В экспедиции было примерно тридцать мальчиков моего возраста и четверо руководителей – взрослых и опытных. Смотреть в Ньюфаундленде, как я вскоре выяснил, было особо не на что. Целых три недели мы таскались по пустынной местности с тяжеленными рюкзаками. Мы волокли с собой палатки, и непромокаемые подстилки, и спальные мешки, и кастрюли, и провиант, и топорики, и всё, что может понадобиться человеку посреди не нанесённой на карты, необитаемой и негостеприимной земли. Моя собственная поклажа, я знал, весила ровно сто четырнадцать фунтов, и по утрам я не мог сам, без помощи, взвалить рюкзак на спину. Питались мы чечевицей с добавлением мясного концентрата, а те двенадцать из нас, что ушли отдельно в так называемый «дальний поход» – с севера на юг острова и обратно, – сильно страдали от нехватки пищи. Помню, как мы экспериментировали с поеданием варёных лишайников и оленьего мха, чтобы разнообразить рацион. Однако это было настоящее приключение, и домой я вернулся закалённым и готовым ко всему.
11 августа
Дорогая мама,
это будет очень короткое письмо. Мы сейчас отправляемся в базовый лагерь в 30 милях отсюда. Мы прибыли в Сент-Джонс и сразу сели на поезд до Гранд-Фоллс, вечером около 5 часов. Природа в Сент-Джонсе прямо как в Норвегии, чем дальше в глубь, тем зеленее…
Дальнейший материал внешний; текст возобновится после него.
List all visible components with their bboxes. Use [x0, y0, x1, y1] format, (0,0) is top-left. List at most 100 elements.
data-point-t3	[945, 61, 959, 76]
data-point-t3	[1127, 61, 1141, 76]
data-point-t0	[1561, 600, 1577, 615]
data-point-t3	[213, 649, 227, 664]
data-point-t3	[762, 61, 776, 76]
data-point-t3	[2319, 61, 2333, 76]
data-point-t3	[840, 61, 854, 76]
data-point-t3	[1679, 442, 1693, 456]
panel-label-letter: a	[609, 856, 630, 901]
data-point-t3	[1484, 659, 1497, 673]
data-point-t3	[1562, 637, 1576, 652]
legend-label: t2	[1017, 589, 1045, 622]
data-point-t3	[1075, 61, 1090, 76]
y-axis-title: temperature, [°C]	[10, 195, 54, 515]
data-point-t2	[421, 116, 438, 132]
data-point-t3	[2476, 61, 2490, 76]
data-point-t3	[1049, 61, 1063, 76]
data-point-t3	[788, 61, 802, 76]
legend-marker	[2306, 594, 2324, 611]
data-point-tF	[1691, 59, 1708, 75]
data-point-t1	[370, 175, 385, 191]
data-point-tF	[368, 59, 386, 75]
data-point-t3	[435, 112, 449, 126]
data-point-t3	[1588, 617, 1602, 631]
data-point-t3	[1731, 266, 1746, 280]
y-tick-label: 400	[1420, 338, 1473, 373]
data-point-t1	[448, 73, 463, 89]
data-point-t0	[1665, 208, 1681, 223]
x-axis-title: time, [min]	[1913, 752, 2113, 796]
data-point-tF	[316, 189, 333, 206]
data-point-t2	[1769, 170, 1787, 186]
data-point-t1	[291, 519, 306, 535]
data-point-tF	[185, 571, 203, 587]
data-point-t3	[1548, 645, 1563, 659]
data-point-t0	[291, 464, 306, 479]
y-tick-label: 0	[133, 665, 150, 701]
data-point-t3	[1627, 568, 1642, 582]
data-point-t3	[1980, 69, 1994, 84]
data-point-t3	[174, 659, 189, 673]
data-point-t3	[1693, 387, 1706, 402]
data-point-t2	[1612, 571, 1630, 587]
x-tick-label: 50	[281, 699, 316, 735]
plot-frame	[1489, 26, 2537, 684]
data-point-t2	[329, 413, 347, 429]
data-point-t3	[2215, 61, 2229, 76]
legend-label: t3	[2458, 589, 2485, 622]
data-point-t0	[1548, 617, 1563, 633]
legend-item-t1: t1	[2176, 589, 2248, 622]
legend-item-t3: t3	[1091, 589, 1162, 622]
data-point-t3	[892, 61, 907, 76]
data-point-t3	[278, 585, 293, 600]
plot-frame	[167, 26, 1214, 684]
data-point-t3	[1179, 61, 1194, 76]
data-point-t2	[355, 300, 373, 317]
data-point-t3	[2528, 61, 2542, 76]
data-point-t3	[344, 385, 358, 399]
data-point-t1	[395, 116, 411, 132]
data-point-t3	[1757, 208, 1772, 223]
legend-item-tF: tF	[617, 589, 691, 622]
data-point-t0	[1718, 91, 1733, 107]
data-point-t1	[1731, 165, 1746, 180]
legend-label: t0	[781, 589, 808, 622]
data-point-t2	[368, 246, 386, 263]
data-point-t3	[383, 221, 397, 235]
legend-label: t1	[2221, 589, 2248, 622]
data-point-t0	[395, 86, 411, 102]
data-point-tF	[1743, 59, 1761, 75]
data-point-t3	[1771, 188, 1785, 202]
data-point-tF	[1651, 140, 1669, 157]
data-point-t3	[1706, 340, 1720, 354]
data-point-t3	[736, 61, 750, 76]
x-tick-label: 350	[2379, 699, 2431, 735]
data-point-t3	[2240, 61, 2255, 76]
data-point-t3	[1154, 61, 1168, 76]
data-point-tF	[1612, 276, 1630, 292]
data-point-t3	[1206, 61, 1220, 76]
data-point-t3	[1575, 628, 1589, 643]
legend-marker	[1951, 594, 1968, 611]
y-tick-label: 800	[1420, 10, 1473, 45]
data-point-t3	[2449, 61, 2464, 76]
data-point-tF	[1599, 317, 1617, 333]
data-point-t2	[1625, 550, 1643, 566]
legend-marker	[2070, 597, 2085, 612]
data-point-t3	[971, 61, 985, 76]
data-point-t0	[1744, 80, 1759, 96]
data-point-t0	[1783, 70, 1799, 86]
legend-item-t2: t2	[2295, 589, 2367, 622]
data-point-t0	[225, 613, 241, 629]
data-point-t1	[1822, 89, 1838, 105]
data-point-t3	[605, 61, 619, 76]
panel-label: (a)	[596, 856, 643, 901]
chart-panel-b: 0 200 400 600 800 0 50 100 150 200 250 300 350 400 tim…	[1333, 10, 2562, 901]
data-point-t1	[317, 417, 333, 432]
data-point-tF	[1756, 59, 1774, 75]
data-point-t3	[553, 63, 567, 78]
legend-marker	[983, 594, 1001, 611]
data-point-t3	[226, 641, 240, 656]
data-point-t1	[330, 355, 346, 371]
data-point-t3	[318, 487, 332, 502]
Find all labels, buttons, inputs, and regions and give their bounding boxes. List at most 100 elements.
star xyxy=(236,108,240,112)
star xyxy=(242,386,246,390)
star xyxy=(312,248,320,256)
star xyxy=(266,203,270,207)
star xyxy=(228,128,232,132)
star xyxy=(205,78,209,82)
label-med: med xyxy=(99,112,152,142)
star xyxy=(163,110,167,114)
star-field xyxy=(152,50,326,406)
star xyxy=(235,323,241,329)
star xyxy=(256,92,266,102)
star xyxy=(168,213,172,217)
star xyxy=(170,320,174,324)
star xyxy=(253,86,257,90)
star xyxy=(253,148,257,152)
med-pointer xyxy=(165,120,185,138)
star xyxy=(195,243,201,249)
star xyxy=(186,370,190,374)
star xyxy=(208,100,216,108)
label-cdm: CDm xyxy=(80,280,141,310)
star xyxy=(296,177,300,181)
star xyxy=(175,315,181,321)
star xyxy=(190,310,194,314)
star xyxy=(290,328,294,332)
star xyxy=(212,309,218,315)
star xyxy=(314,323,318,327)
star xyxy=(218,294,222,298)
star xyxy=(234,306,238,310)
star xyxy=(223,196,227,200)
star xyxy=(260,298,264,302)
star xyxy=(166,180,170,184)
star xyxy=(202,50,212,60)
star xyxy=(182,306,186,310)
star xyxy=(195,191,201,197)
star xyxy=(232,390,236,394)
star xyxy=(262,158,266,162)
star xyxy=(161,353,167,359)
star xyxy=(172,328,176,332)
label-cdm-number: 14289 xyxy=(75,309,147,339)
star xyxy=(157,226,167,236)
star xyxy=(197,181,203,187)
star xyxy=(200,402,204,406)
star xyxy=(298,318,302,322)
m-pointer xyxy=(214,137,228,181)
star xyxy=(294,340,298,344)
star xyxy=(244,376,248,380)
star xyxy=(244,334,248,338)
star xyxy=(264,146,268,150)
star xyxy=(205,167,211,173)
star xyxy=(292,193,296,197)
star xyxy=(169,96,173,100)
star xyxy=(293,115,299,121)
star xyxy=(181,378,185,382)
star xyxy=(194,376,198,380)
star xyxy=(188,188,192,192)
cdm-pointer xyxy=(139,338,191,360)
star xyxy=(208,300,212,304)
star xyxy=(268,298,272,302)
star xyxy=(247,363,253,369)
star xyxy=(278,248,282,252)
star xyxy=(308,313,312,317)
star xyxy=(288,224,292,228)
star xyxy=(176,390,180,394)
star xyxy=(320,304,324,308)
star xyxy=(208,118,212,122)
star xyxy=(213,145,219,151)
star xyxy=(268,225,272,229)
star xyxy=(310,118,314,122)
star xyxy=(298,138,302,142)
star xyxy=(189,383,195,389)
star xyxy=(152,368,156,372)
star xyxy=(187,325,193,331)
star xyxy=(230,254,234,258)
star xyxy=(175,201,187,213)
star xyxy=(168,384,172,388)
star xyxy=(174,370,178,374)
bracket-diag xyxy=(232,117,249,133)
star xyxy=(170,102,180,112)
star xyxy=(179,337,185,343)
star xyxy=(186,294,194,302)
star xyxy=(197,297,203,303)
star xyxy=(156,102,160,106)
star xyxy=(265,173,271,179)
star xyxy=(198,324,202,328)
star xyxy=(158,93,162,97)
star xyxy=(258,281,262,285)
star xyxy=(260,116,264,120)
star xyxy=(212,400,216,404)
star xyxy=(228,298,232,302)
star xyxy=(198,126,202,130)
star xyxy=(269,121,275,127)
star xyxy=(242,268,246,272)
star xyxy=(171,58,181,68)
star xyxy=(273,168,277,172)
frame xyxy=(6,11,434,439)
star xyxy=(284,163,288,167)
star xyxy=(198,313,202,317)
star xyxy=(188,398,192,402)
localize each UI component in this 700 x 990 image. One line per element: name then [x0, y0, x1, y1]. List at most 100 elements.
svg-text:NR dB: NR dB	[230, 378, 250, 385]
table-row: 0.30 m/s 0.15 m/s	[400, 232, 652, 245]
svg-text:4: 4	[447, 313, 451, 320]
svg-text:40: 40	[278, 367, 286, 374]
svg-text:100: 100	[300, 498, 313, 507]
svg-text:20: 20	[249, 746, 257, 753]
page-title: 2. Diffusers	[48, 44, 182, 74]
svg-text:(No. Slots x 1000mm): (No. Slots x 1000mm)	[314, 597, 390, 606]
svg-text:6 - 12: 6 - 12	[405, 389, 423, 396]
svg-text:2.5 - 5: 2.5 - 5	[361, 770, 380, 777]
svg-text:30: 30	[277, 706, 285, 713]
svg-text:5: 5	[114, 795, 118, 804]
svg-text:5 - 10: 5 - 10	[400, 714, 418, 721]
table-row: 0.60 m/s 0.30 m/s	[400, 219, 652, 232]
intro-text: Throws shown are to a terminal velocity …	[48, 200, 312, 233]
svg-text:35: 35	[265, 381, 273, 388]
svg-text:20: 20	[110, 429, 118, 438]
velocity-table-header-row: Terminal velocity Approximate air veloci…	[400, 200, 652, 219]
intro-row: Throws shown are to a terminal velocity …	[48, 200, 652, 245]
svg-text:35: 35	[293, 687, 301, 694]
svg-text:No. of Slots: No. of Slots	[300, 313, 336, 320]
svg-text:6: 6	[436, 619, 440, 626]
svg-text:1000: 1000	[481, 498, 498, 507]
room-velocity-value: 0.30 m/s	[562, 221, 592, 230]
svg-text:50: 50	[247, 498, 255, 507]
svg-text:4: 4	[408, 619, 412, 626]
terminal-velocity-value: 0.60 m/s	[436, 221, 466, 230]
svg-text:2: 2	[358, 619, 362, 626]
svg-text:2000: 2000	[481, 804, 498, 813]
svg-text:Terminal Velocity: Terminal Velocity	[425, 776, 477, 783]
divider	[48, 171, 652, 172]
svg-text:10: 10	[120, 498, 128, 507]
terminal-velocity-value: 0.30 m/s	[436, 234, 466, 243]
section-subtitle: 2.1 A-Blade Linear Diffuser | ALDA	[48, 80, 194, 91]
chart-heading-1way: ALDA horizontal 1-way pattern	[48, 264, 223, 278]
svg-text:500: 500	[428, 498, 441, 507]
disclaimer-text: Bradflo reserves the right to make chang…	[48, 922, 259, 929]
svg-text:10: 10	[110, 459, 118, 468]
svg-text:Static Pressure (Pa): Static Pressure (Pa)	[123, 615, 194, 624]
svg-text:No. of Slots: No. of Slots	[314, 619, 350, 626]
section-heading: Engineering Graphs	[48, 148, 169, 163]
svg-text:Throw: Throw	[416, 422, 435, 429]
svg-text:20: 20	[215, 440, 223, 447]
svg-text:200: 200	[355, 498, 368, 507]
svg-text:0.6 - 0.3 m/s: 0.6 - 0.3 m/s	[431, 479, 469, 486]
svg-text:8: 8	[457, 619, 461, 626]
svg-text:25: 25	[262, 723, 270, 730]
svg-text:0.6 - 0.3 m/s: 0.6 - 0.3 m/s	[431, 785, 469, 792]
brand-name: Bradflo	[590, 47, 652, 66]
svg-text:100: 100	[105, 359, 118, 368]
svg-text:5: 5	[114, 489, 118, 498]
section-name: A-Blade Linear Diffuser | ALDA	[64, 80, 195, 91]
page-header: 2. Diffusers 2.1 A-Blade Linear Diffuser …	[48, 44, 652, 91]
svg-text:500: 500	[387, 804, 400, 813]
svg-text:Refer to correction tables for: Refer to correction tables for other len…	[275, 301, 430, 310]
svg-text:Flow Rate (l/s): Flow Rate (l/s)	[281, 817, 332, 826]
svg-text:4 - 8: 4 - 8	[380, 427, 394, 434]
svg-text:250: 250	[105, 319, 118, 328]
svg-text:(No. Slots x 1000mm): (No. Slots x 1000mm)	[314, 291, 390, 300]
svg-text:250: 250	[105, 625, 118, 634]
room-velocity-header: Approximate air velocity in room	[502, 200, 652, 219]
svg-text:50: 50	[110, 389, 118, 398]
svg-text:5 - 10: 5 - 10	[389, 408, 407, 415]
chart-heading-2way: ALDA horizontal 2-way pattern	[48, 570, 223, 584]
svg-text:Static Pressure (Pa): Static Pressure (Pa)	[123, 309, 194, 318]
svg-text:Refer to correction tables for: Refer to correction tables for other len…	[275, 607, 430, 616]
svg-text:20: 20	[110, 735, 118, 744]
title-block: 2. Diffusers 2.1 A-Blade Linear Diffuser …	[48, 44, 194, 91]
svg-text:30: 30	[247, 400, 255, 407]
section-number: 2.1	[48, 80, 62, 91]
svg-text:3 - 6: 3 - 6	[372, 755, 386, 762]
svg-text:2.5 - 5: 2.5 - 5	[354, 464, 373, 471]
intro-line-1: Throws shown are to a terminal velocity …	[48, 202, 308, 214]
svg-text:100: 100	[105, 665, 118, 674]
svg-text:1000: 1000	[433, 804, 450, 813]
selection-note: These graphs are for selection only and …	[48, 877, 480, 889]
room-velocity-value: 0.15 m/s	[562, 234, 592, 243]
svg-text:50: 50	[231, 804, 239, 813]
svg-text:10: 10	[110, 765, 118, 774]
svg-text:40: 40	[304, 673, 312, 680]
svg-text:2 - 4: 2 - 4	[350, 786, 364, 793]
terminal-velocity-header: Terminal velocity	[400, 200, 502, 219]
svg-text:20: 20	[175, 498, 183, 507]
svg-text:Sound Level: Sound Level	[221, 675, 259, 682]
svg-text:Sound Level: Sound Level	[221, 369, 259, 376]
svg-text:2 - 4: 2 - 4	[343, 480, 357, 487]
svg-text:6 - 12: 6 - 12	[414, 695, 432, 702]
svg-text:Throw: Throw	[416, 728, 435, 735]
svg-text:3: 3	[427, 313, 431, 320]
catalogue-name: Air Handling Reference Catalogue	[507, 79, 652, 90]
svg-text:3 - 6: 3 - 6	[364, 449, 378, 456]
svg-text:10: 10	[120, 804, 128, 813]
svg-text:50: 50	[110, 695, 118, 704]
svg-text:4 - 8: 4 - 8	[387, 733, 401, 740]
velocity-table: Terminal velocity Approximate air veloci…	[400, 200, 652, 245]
Затем последовали два года интенсивного обучения в компании «Шелл» в Англии. Нас, стажёров, поступивших на работу в один год, было семеро, и каждого тщательно готовили к тому, чтобы высоко нести знамя компании в той или иной далёкой тропической стране. Мы неделями торчали в порту на гигантском нефтеперегонном заводе с инструктором, который рассказывал нам всё, что только можно, про нефтяное топливо, и дизельное топливо, и газойль, и смазочное масло, и керосин, и бензин…
За этим последовали месяцы в главном управлении в Лондоне – там мы изучали изнутри, как функционирует большая компания. Я по-прежнему жил в Бексли, в Кенте, с мамой и тремя сёстрами, и каждое утро, шесть дней в неделю, включая субботу, я надевал унылый деловой тёмно-серый костюм, завтракал ровно в семь сорок пять и в мягкой коричневой фетровой шляпе и со сложенным зонтиком в руке спешил вместе с толпой мужчин в таких же деловых тёмно-серых костюмах на поезд в Лондон, отходивший в восемь пятнадцать. Мне было легко сливаться с этой толпой. Все мы были очень серьёзные, исполненные чувства собственного достоинства джентльмены, спешившие в свои конторы в лондонском Сити, где каждого из нас ждали – так мы думали – крупные финансовые операции и другие чрезвычайно важные дела. Большинство моих попутчиков были в котелках, а некоторые, как я, в мягких фетровых шляпах; тогда, в 1934 году, в том поезде не было ни единого человека с непокрытой головой. Выходить на улицу без шляпы было неприлично. И все мы до одного, даже в самые солнечные дни, ходили со сложенными зонтиками. Зонтик был нашим опознавательным знаком. Без него мы чувствовали себя словно голые. Кроме того, это был признак респектабельности. Сантехники или дорожные рабочие никогда не ходили на работу с зонтиками. Иное дело мы, деловые люди.
Деловой человек
Мне это нравилось, очень. Я начал понимать, как просто и легко жить, когда у тебя один и тот же строгий распорядок дня, нормированное рабочее время, твёрдый оклад и тебе не нужно думать самостоятельно. В сравнении с такой жизнью жизнь писателя – абсолютный ад. Писатель сам заставляет себя трудиться. Он сам назначает себе часы работы, и, если он вообще не подойдёт к письменному столу, некому будет его распекать и стыдить. Если он пишет художественную прозу, то мир его полон страха. Каждый новый день требует новых идей, а писатель никогда не знает наверняка, придёт ему что-то в голову или нет. Два часа за письменным столом выматывают этого писателя до полного изнурения. За эти два часа он побывал в дальних странах, за много миль от своего письменного стола, он провёл это время среди совершенно других людей, и попытки вернуться в знакомую гавань требуют гигантских усилий. Это почти шок. Писатель выходит из рабочего кабинета, как сомнамбула. У него пересохло в горле. Ему хочется выпить. Он не может не выпить! Почти каждый писатель в мире пьёт больше виски, чем следовало бы, это неоспоримый медицинский факт. Он делает это, чтобы придать себе веры, надежды и храбрости. Только круглый дурак становится писателем. Его единственная награда за этот выбор – абсолютная свобода. Над ним нет начальства, кроме собственной души, потому-то, я уверен, он и выбирает писательство.